Pero aún aceptando que se salvaron más vidas forzando la capitulación de esa brutal manera, Truman tenía opciones. Una de ellas era demostrarle al mundo que tenían la bomba atómica arrojándola contra instalaciones militares o contra industrias que alimentaban la maquinaria bélica, en lugar de hacerlo contra la población abierta. Incluso se ha dicho que podían haber arrojado la bomba en el mar, cerca de Tokio, para que la población pudiera ver que efectivamente tenían esa arma de total devastación.
¿Qué hubiera pasado si los japoneses, aún sabiéndose derrotados, hubieran seguido resistiendo hasta el último hombre? ¿Habrían realmente puesto a su población civil a resistir con bambúes, ordenando que pelearan hasta morir, incluso si se trataba de sacrificar a 28 millones de personas? Suena apocalíptico y poco posible, pues incluso en esa sociedad teocrática y fanatizada, el pueblo se habría rebelado. Pero a ciencia cierta, nadie lo puede saber. Cabe recordar que, en una fecha tan cercana como 2007, el ministro de defensa japonés Fumio Kyuma sostuvo que “las bombas fueron inevitables”, entendiendo todo este contexto.
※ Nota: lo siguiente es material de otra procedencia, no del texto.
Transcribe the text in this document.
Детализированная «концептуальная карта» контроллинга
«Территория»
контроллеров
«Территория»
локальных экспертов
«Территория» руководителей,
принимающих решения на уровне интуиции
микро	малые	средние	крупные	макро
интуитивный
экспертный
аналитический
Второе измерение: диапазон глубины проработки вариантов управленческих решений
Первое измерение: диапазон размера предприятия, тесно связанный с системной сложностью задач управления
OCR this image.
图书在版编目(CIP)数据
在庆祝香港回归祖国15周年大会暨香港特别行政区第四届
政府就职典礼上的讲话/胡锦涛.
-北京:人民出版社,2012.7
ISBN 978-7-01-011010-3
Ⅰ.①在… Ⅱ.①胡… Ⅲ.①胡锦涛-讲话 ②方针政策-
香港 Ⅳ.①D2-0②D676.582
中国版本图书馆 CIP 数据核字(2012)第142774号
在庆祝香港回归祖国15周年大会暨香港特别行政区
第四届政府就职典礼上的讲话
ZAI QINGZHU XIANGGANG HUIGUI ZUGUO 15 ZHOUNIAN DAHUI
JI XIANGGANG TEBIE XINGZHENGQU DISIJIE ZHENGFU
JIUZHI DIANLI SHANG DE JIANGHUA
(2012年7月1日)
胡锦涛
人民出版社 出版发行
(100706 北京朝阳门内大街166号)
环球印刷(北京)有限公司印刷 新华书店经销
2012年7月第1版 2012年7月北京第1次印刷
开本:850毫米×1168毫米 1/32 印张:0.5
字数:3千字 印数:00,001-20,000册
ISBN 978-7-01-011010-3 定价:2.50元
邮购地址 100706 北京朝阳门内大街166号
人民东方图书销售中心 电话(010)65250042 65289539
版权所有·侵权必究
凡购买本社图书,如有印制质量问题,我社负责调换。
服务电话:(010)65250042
Dijo también que “no le guardaba ningún resentimiento a Estados Unidos”. Evidentemente tuvo que dimitir, pero por razones políticas, no por su apego a la verdad histórica, por desencarnada que fuera.
“Es fácil decir que si yo hubiera estado en la piel de Truman, no habría ordenado los dos atentados”, dice Richard Overy, con total franqueza. “Pero es posible imaginar una mayor moderación”. En efecto, existía una opción menos radical. “La moderación era posible y, al final de la guerra, quizás más políticamente aceptable”, concluye el historiador. Definitivamente se pudo haber arrojado la bomba (incluso las bombas necesarias) sobre instalaciones militares o hasta sobre la bahía de Tokio, o bien en terreno descampado. Así, Truman hubiera cumplido su objetivo de que el mundo supiera (Japón, sí, pero también la URSS) el arma con la que contaba, y los miliares japoneses que controlaban al emperador habrían conocido lo que les esperaba si continuaban con su fanático ideal de sacrificar a toda su población en lugar de rendirse. Actuar sin una advertencia tal constituyó, tomando en cuenta todo lo que se sabe hoy, el crimen de guerra que, al parecer, efectivamente se cometió.